Professor Piazzi Smyth, in the clear sky of Italy, and with an instrument specially designed for showing faint spectra, found no lines or bands, but only a faint continuous spectrum extending from about midway between D and E in the solar spectrum to nearly F (see Plate V. fig. 3, in which the continuous spectrum is graphically shown, white on a black ground).
Colour of the Zodiacal Light.
It may here be mentioned that the Zodiacal Light is usually described as, in these latitudes, of a golden yellow or pale lemon tinge.
Rev. Mr. Webb’s observation, February 2, 1862. He found no green line of the Aurora.
On one occasion, however, it has been described as not having this tinge, but rather resembling the light of the Milky Way, but brighter. On another occasion I saw the whole cone of a crimson hue without any mixture of yellow. The Rev. Mr. Webb thought that a display seen at Hardwick Vicarage, February 2nd, 1862, showed a ruddy tinge not unlike the commencement of a crimson Aurora—“it was certainly redder or yellower than the galaxy.” He examined it with a pocket spectroscope which would show distinctly the green line of the Aurora (probably Browning’s miniature), but nothing of the kind was visible, nor could any thing be traced beyond a slight increase of general light, which, on closing the slit, was extinguished long before the auroral band would have become imperceptible.
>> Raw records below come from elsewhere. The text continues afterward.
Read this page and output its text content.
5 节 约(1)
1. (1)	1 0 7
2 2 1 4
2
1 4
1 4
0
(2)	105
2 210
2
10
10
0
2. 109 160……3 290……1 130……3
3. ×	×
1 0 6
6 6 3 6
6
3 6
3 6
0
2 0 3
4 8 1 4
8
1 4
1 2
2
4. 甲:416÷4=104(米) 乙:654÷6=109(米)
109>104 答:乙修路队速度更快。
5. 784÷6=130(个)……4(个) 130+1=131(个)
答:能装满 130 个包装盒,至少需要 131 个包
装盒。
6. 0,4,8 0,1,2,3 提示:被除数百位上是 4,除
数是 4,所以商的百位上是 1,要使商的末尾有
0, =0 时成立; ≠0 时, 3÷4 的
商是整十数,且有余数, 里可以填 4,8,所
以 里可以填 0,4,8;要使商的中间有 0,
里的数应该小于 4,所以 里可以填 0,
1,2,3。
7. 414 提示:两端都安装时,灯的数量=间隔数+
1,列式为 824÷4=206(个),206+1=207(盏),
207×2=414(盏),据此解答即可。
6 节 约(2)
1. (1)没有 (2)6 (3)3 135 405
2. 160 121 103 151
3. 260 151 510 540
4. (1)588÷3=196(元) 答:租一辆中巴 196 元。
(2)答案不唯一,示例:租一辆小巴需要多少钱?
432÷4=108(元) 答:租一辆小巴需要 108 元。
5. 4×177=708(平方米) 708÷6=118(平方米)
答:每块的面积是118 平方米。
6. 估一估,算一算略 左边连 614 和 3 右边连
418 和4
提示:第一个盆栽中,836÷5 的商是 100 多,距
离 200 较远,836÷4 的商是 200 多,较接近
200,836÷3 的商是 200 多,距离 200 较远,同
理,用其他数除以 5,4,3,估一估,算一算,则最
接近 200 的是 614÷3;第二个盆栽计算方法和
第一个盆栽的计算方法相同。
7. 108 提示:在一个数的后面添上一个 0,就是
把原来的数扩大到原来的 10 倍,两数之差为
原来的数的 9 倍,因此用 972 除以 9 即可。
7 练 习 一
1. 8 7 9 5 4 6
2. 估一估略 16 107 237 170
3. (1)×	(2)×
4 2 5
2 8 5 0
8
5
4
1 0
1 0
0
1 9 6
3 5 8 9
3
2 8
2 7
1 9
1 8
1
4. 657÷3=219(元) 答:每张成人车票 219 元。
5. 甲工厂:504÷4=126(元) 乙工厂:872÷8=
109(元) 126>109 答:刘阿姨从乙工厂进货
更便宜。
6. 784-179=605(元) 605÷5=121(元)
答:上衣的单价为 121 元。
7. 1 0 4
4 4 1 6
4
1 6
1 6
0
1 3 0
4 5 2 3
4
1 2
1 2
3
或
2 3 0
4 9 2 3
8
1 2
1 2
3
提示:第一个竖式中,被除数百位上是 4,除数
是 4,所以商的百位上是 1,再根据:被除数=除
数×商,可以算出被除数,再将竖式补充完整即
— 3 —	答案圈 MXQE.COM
A. W. Wright’s observations and conclusions.
A. W. Wright examined the Zodiacal Light with a Duboscq single-prism spectroscope, the telescope and collimator having a clear aperture of 2·4 centimetres, magnifying-power of telescope 9 diameters. Special precautions were taken about the observations, and the conclusions arrived at were:—
(1) The spectrum of the Zodiacal Light is continuous, and is sensibly the same as that of faint sunlight or twilight.
(2) No bright line or band can be recognized as belonging to this spectrum.
(3) There is no evidence of any connexion between the Zodiacal Light and the Polar Aurora.